הָנִיחָא לְמַאן דְּאָמַר: מְרִיקָה וּשְׁטִיפָה בְּצוֹנֵן; אֶלָּא לְמַאן דְּאָמַר: מְרִיקָה בְּחַמִּין וּשְׁטִיפָה בְּצוֹנֵן – מַאי אִיכָּא לְמֵימַר? שְׁטִיפָה יַתִּירְתָּא.
La Guemara demande : Cela s’explique bien selon celui qui dit que le récurage et le rinçage sont effectués à l’eau froide ; mais selon celui qui dit que le récurage se fait par purge à l’eau chaude, et que le rinçage est une procédure différente effectuée à l’eau froide, que peut-on dire ? Selon cette opinion, le verset fait également référence à la purge ; et si le verset exclut les ustensiles utilisés pour la terouma, comment la baraita enseigne-t-elle que de tels ustensiles doivent être purgés ? La Guemara répond : Selon l’opinion qui distingue le récurage, effectué avec de l’eau bouillante, du rinçage, effectué avec de l’eau froide, la Torah n’exclut les ustensiles utilisés pour la terouma que du rinçage supplémentaire que la Torah exige après le récurage.
מַתְנִי׳ רַבִּי טַרְפוֹן אוֹמֵר: בִּישֵּׁל מִתְּחִילַּת הָרֶגֶל – יְבַשֵּׁל בּוֹ כָּל הָרֶגֶל. וַחֲכָמִים אוֹמְרִים: עַד זְמַן אֲכִילָה. מְרִיקָה וּשְׁטִיפָה – מְרִיקָה כִּמְרִיקַת הַכּוֹס, וּשְׁטִיפָה כִּשְׁטִיפַת הַכּוֹס. מְרִיקָה וּשְׁטִיפָה בְּצוֹנֵן.
MICHNA :Rabbi Tarfon dit : Si quelqu’un a cuit une offrande expiatoire dans un récipient de cuivre dès le début de la fête de pèlerinage , on peut y cuire pendant toute la fête de pèlerinage ; il n’est pas nécessaire de récurer et de rincer le récipient après chaque usage.
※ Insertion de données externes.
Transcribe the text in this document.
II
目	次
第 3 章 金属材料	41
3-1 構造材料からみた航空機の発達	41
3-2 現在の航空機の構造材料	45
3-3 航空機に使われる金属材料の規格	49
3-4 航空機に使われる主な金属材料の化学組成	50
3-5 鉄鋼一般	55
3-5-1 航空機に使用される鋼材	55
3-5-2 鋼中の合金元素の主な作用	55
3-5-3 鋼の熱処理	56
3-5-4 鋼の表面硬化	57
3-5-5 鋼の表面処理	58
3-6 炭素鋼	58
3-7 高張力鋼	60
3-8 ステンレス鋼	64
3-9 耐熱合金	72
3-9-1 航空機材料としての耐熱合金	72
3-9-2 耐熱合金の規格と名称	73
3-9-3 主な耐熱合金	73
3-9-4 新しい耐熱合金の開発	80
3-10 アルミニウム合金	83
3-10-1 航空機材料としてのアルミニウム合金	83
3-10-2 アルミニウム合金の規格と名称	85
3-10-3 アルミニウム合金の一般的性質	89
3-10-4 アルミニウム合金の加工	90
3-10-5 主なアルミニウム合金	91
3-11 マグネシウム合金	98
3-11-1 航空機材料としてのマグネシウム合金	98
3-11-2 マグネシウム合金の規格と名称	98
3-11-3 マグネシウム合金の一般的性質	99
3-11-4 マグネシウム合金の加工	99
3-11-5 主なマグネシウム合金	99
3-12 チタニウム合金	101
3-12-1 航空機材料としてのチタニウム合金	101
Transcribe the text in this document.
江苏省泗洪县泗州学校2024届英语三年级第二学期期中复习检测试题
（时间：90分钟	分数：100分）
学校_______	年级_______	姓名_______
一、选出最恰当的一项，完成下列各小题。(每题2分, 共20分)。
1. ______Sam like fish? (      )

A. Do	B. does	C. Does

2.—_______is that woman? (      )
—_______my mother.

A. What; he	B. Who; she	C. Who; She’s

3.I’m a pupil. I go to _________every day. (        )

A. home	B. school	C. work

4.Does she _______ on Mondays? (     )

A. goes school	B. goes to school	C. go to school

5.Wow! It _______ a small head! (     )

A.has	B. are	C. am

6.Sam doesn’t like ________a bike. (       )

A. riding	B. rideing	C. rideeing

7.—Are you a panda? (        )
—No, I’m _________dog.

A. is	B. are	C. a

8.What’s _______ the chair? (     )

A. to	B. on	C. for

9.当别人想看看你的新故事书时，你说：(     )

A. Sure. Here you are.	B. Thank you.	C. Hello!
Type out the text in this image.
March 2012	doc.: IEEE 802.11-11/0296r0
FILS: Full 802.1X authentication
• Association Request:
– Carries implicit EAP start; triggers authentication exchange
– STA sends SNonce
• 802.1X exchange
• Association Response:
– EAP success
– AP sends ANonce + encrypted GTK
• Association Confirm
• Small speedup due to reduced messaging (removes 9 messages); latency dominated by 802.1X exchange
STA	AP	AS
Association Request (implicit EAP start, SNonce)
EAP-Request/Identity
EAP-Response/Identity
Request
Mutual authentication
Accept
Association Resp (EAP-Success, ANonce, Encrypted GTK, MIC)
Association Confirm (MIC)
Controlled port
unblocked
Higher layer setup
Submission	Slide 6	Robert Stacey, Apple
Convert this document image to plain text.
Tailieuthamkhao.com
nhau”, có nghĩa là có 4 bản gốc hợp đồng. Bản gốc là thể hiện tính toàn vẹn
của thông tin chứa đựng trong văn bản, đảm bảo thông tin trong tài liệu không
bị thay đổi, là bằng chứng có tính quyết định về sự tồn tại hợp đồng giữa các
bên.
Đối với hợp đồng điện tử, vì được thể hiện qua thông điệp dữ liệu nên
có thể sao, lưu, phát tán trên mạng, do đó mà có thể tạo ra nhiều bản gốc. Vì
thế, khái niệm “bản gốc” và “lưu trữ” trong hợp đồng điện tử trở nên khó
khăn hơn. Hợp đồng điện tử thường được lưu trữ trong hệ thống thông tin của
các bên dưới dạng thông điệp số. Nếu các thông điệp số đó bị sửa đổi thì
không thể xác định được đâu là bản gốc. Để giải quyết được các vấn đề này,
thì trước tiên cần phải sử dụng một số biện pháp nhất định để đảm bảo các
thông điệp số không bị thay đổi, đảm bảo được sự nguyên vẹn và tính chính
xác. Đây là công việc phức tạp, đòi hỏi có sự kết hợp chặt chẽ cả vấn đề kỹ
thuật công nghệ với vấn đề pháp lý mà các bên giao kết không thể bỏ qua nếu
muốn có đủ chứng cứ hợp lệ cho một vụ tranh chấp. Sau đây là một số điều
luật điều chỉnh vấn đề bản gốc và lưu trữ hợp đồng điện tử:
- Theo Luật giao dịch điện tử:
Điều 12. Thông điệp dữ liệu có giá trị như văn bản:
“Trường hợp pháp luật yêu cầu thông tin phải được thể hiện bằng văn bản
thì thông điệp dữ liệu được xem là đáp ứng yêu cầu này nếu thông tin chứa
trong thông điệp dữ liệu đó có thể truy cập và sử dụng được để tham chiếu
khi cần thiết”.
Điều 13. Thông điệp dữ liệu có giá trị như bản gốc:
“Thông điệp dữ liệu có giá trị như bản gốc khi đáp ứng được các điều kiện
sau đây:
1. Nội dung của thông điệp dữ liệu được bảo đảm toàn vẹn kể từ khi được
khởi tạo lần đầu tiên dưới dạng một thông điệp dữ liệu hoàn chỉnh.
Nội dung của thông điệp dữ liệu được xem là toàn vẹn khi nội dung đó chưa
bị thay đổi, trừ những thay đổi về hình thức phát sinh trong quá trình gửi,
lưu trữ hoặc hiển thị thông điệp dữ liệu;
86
Et les Sages disent : On ne peut pas continuer à l’utiliser de cette manière ; au contraire, il faut procéder au récurage et au rinçage avant la fin de la période pendant laquelle il est permis de consommer l’offrande cuite en question. Le récurage est comme le récurage de l’intérieur d’une coupe, le nettoyage effectué lorsque le vin adhère à la coupe, et le rinçage est comme le rinçage de l’extérieur d’une coupe. Le récurage et le rinçage se font tous deux à l’eau froide.